For stimulation and quantification of ETosis, cells were isolated from 24 individual animals, plated in 96 well plates, and exposed to pHrodo-E. coli, Staphylococcus aureus, zymosan particles (Sigma Aldrich), 25μM  nigericin (Thermo Fisher Scientific), 1 mg/mL PMA (Sigma Aldrich), or 4μM  A23187 (Sigma). Each experimental condition for each animal was performed in triplicate. Live cell staining was performed following (2) and live imaging was performed using a JuLI Stage (NanoEntek). For immunofluorescence, ctenophore cells were prepared following established protocols47,48,78 and labeled with mouse anti-histone H11–4 (EMD Millipore, cat. MAB3422) at a dilution of 1:200 and goat anti-mouse Alexa Fluor 488 (Thermo Fisher Scientific, cat. A28175) at a dilution of 1:500. This specific H11–4 histone antibody was selected because it recognizes histones H1, H2A/B, H3, and H4 proteins across eukaryotic species. Cells were imaged using ×60 objective and ×100 oil objective, on a Nikon Ti (Eclipse) inverted microscope with Ultraview Spinning Disc (CSU-X1) confocal scanner (Perkin Elmer). Images were captured with an Orca-ER Camera using Volocity (Quorum technologies). Post-acquisition analysis such as contrast adjustment, deconvolution through iterative restoration and colocalization were performed using Volocity software.

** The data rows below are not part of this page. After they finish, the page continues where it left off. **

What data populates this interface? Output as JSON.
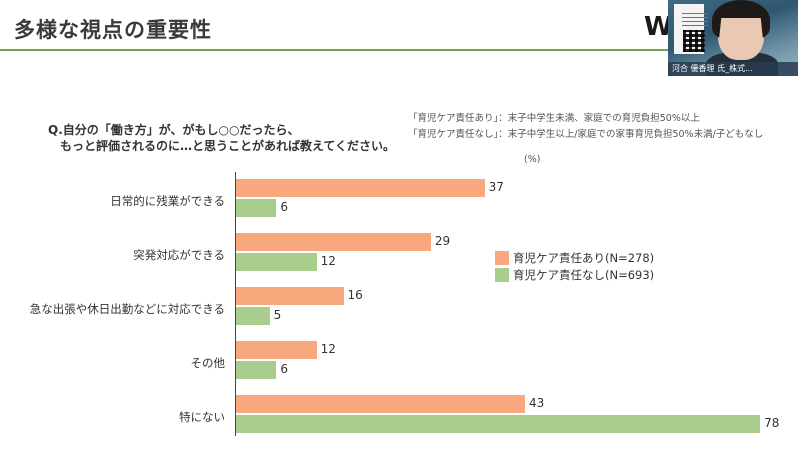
{
  "slide": {
    "title": "多様な視点の重要性",
    "logo": "W"
  },
  "presenter": {
    "name": "河合 優香理 氏_株式..."
  },
  "question": {
    "line1": "Q.自分の「働き方」が、がもし○○だったら、",
    "line2": "もっと評価されるのに…と思うことがあれば教えてください。"
  },
  "definitions": [
    "「育児ケア責任あり」：末子中学生未満、家庭での育児負担50%以上",
    "「育児ケア責任なし」：末子中学生以上/家庭での家事育児負担50%未満/子どもなし"
  ],
  "chart_data": {
    "type": "bar",
    "orientation": "horizontal",
    "unit": "(%)",
    "categories": [
      "日常的に残業ができる",
      "突発対応ができる",
      "急な出張や休日出勤などに対応できる",
      "その他",
      "特にない"
    ],
    "series": [
      {
        "name": "育児ケア責任あり(N=278)",
        "color": "#f7a97d",
        "values": [
          37,
          29,
          16,
          12,
          43
        ]
      },
      {
        "name": "育児ケア責任なし(N=693)",
        "color": "#a9cd8d",
        "values": [
          6,
          12,
          5,
          6,
          78
        ]
      }
    ],
    "xlim": [
      0,
      80
    ],
    "legend": "right"
  }
}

For quantification of ETosis and total cell death, cells were treated with Hoechst 33342 (Sigma Aldrich) and SytoxGreen (Invitrogen) for 20 min, before imaging at 20X on an automated imaging plate reader, Cytation 3 (Biotek, software Gen5 v4.2).

Automated image-based profiling

We analyzed approximately 28,000 total images using CellProfiler (v4.1.3). Image quality was assessed by calculating a focus score using two classes Otsu thresholding method, weighted variance on 20 × 20 pixel measurements. We calculated and applied an illumination correction for each fluorescent channel (SytoxGreen and Hoechst) using a background illumination function of 50 pixels block size, without smoothing. Each corrected image was then segmented using a global robust background method (0.05–50), with a smoothing scale of 1.3488 and a correction factor of 0.89. Clumped objects were identified and split by shape. For each segmented object we measured the number and intensity of pixels in each fluorescent channel. Each image and each segmented object, along with Metadata, were exported as csv files by experiment. R (v4.0.5) software with tidyverse (v1.3.1), dplyr (v1.0.7) and readr (v1.4.0) packages were then used to transform the datasets (https://github.com/carolinestefani/ETosis-and-death-automated-pipeline). Data from images and objects were merged, and measurements from individual images with a Focus Score <0.2 were removed from further analysis. This allowed us to identify and select only images that were in focus. Surface area, Hoechst intensity and SytoxGreen intensity per object (nucleus) and per individual animal were then imported into FlowJo (v10.8.0), and percentages of cells per delineated population (dead/dying cell, live cell, and ETotic cell) were calculated. Dying and ETotic cells were gated as indicated on the figures. Finally, percentages per individual animal surveyed were combined and tested for statistical significance using GraphPad Prism (v9.2.0). All statistical tests were performed using two-tailed unpaired student t-test *p < 0.05, **p < 0.01, ***p < 0.001, ****p < 0.0001.

Statistics and reproducability

No statistical method was used to predetermine sample size. No data were excluded from the analyses.

Reporting summary

Further information on research design is available in the Nature Portfolio Reporting Summary linked to this article.